Moving to Gatsby

4th December 2018
Gatsby Logo

Gatsby is you haven't heard about it already is a static site generator that uses React & GraphQL to build pages from your source.

The sites it creates are lightning fast and a bit more than a a static site due to the react components still working.

I've used it a couple of times to build some very basic sites for example my Mums shop which didn't really require me to dig into how it works. This site is something else, its a full featured blog with a portfolio style system as well.

I had a list of requirements before I started the project which were as follows:

  1. It must maintain the exisiting permalinks for my articles, I've had WordPress quite a while and I don't want to throw 404s or redirects onto the exisitng urls.
  2. It must be easy to edit. I don't want to be looking up documentation every time I add a new post.
  3. It should do more than my WordPress site. The whole point of moving to something more flexible is to be more flexible, If I'm just displaying posts in Gatsby instead of WordPress then there was no point.

I think I've met all those targets and more with this site.

Why not a WordPress theme.

This is a genuine question, I am a WordPress developer and making themes is a big part of my job. For me WordPress and PHP are something I have to work with, I enjoy it but if I had a choice I would drop it in favour of something else. I also prefer making my front-ends in React which isn't easily shoe-horned into WordPress.

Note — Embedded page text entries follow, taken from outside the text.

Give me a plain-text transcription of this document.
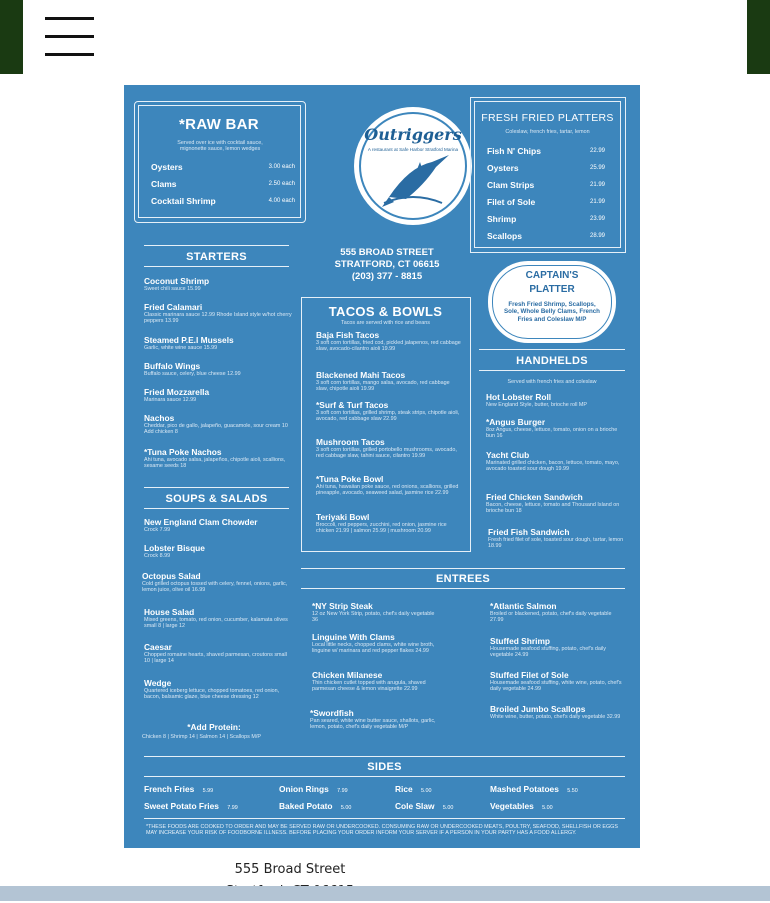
*RAW BAR
Served over ice with cocktail sauce, mignonette sauce, lemon wedges
Oysters	3.00 each
Clams	2.50 each
Cocktail Shrimp	4.00 each
Outriggers
A restaurant at Safe Harbor Stratford Marina
555 BROAD STREET
STRATFORD, CT 06615
(203) 377 - 8815
FRESH FRIED PLATTERS
Coleslaw, french fries, tartar, lemon
Fish N' Chips	22.99
Oysters	25.99
Clam Strips	21.99
Filet of Sole	21.99
Shrimp	23.99
Scallops	28.99
CAPTAIN'S
PLATTER
Fresh Fried Shrimp, Scallops, Sole, Whole Belly Clams, French Fries and Coleslaw M/P
STARTERS
Coconut Shrimp
Sweet chili sauce 15.99
Fried Calamari
Classic marinara sauce 12.99 Rhode Island style w/hot cherry peppers 13.99
Steamed P.E.I Mussels
Garlic, white wine sauce 15.99
Buffalo Wings
Buffalo sauce, celery, blue cheese 12.99
Fried Mozzarella
Marinara sauce 12.99
Nachos
Cheddar, pico de gallo, jalapeño, guacamole, sour cream 10 Add chicken 8
*Tuna Poke Nachos
Ahi tuna, avocado salsa, jalapeños, chipotle aioli, scallions, sesame seeds 18
SOUPS & SALADS
New England Clam Chowder
Crock 7.99
Lobster Bisque
Crock 8.99
Octopus Salad
Cold grilled octopus tossed with celery, fennel, onions, garlic, lemon juice, olive oil 16.99
House Salad
Mixed greens, tomato, red onion, cucumber, kalamata olives small 8 | large 12
Caesar
Chopped romaine hearts, shaved parmesan, croutons small 10 | large 14
Wedge
Quartered iceberg lettuce, chopped tomatoes, red onion, bacon, balsamic glaze, blue cheese dressing 12
*Add Protein:
Chicken 8 | Shrimp 14 | Salmon 14 | Scallops M/P
TACOS & BOWLS
Tacos are served with rice and beans
Baja Fish Tacos
3 soft corn tortillas, fried cod, pickled jalapenos, red cabbage slaw, avocado-cilantro aioli 19.99
Blackened Mahi Tacos
3 soft corn tortillas, mango salsa, avocado, red cabbage slaw, chipotle aioli 19.99
*Surf & Turf Tacos
3 soft corn tortillas, grilled shrimp, steak strips, chipotle aioli, avocado, red cabbage slaw 22.99
Mushroom Tacos
3 soft corn tortillas, grilled portobello mushrooms, avocado, red cabbage slaw, tahini sauce, cilantro 19.99
*Tuna Poke Bowl
Ahi tuna, hawaiian poke sauce, red onions, scallions, grilled pineapple, avocado, seaweed salad, jasmine rice 22.99
Teriyaki Bowl
Broccoli, red peppers, zucchini, red onion, jasmine rice chicken 21.99 | salmon 25.99 | mushroom 20.99
HANDHELDS
Served with french fries and coleslaw
Hot Lobster Roll
New England Style, butter, brioche roll MP
*Angus Burger
8oz Angus, cheese, lettuce, tomato, onion on a brioche bun 16
Yacht Club
Marinated grilled chicken, bacon, lettuce, tomato, mayo, avocado toasted sour dough 19.99
Fried Chicken Sandwich
Bacon, cheese, lettuce, tomato and Thousand Island on brioche bun 18
Fried Fish Sandwich
Fresh fried filet of sole, toasted sour dough, tartar, lemon 18.99
ENTREES
*NY Strip Steak
12 oz New York Strip, potato, chef's daily vegetable 36
Linguine With Clams
Local little necks, chopped clams, white wine broth, linguine w/ marinara and red pepper flakes 24.99
Chicken Milanese
Thin chicken cutlet topped with arugula, shaved parmesan cheese & lemon vinaigrette 22.99
*Swordfish
Pan seared, white wine butter sauce, shallots, garlic, lemon, potato, chef's daily vegetable M/P
*Atlantic Salmon
Broiled or blackened, potato, chef's daily vegetable 27.99
Stuffed Shrimp
Housemade seafood stuffing, potato, chef's daily vegetable 24.99
Stuffed Filet of Sole
Housemade seafood stuffing, white wine, potato, chef's daily vegetable 24.99
Broiled Jumbo Scallops
White wine, butter, potato, chef's daily vegetable 32.99
SIDES
French Fries 5.99	Onion Rings 7.99	Rice 5.00	Mashed Potatoes 5.50
Sweet Potato Fries 7.99	Baked Potato 5.00	Cole Slaw 5.00	Vegetables 5.00
*THESE FOODS ARE COOKED TO ORDER AND MAY BE SERVED RAW OR UNDERCOOKED. CONSUMING RAW OR UNDERCOOKED MEATS, POULTRY, SEAFOOD, SHELLFISH OR EGGS MAY INCREASE YOUR RISK OF FOODBORNE ILLNESS. BEFORE PLACING YOUR ORDER INFORM YOUR SERVER IF A PERSON IN YOUR PARTY HAS A FOOD ALLERGY.
555 Broad Street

I love Typescript, I've been using it for quite a while on a few projects and it had to be something I used here. Thankfully there are some starters that exist and I chose to use gatsby-starter-typescript-plus which got me up and running straight away. I did have to delete a bunch of config from it as it breaks the most important rule (in my mind) for bootstrap code, it enforces a coding style.

Dont get me wrong I can see why people like:

1import { foo } from 'bar'
3if ( === true ) {
4 return 0
Language typescript

but its not my style, and having VSCode reformat my code to that style everytime I save is just fustratring.

For reference I would format that as:

1import {foo} from 'bar'
3if( === true){
4 return 0
Language typescript

I'm going to write a bit about Typescript in general soon, I really like it despite its pitfalls.

The site

I'm really happy with how the site has turned out. Gatsby is incredibly powerful and has been more than up to the job.

This is the first time I've given styled components a real go and they are a huge part of how easy this site was to build. I found it much easier to design the site and make some of its fancier features work as the css had access to the component props.

I've gone for a layout that prioritises the content in a Medium like way. My old site had too many widgets and fluff around the content and I didn't really need it. I really like how clean and easy to use this new site is.

I'm going to make the same pledge I always do when I update my blog and that is to write more and post more content. I have quite a library of photos taken on my Nikon D3300 that I'd like to share.

More Photography

I've added a new type of content called notes where I will be posting smaller things that don't really deserve thier own post but are worth saying.


Gatsby took some wrangling, I think I was held back by thinking of it as Jekyll written in javascript, its not. It's so much more.

One of the things that took a bit of getting used to was the Gatsby has no pre-defined folder structure. After gatsby-config.js and gatsby-node.js its all up to you. My gatsby-node file creates pages for all the markdown content, and the tags ready for the site to be built from my templates.

Gatsby uses Graphql to provide data to the templates which can be a little obscure at times as its not immediatley clear how data maps from your files to the graphql api, and then how you pass the variables the queries.

The source of this site is available on GitHub if you want to have a look at it.

I've found the site created by Gatsby is insanely fast, not just static HTML fast, somehow even faster. I'm using some gatsby plugins to handle the images and performance which are doing some pretty incredible things. Most stuff has a gatsby plugin that just works, a dash of config from me and I've got a whole system running without me having to do any actual coding.

I've got more ideas to implement that I will look at in the not to distant future and a few drafts ready to go that I will be publishing soon.